Karena itu, Indonesia juga kaya nilainilai kearifan lokal yang bisa dipakai sebagai titik tolak untuk kebaikan bersama, termasuk di dalam membangun kesejahteraan yang berbasis pada sumber daya dan nilai-nilai lokal. Sayangnya, kekayaan demikian menjadi kurang bermakna karena dalam kurun waktu yang cukup lama kita merencanakan dan mengimplementasikan program-program pembangunan yang bercorak sentralistik dan dominatif. 

Setelah adanya kebijakan otonomi daerah perspektif semacam itu, seharusnya mengalami perubahan. Secara politik dan administratif, pemerintah daerah memang telah memiliki otoritas yang jauh lebih kuat di dalam merencanakan dan mengimplementasikan program-program pembangunan. Namun, cara pikir yang dipakai masihlah bercorak sentralistik dan dominatif. 

Lihatlah apa yang terjadi di daerah-daerah yang memiliki sumber daya alam. Cara mereka melakukan pengelolaan, dalam taraf tertentu, bahkan jauh lebih eksploitatif daripada sebelumnya. Mereka mengundang banyak investor, baik pada level nasional maupun dunia, tanpa banyak melibatkan komunitas- komunitas. 

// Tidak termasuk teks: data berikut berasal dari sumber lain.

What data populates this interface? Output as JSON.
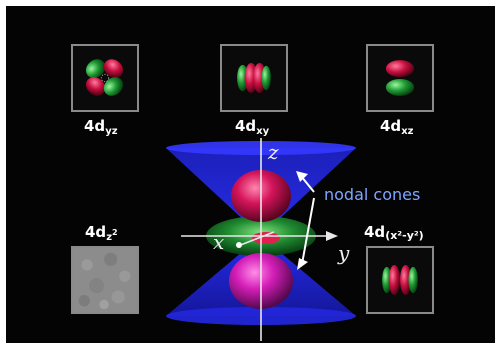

Secara ekonomi, pemerintah-pemerintah daerah itu memang memberikan kucuran dana untuk komunitas (desa). Namun, kucuran ini ibarat pepermin yang menikmatkan, tetapi kemudian membuat yang memakannya mengalami dahaga. Apabila dibandingkan dengan yang dinikmati oleh para investor dan pemburu rente, keuntungan yang dinikmati oleh masyarakat daerah jauh lebih kecil. 

Yang tidak kalah pentingnya adalah implikasi dari pembangunan yang bercorak eksploitatif itu, yaitu adanya kerusakan alam dan kebudayaan. Dalam hal terjadinya kerusakan alam, konsekuensinya telah kita rasakan secara langsung dalam tahun-tahun terakhir ini, seperti adanya banjir di mana-mana. Tetapi dalam hal terjadi kerusakan kebudayaan, implikasinya akan jauh lebih dahsyat. 

Masyarakat mulai kehilangan nilai-nilai bagaimana membangun harmoni dengan alam, menyelesaikan permasalahan-permasalahan yang mereka hadapi sehari-hari, termasuk konflik antarkelompok. Agar kerusakan bangunan kebudayaan semacam itu tidak berlanjut dan semakin parah, mau tidak mau kita harus menengok kembali posisi kebudayaan di dalam membangun negeri ini. Memosisikan kebudayaan sebagai arus utama di dalam pembangunan merupakan jawabannya. Semoga!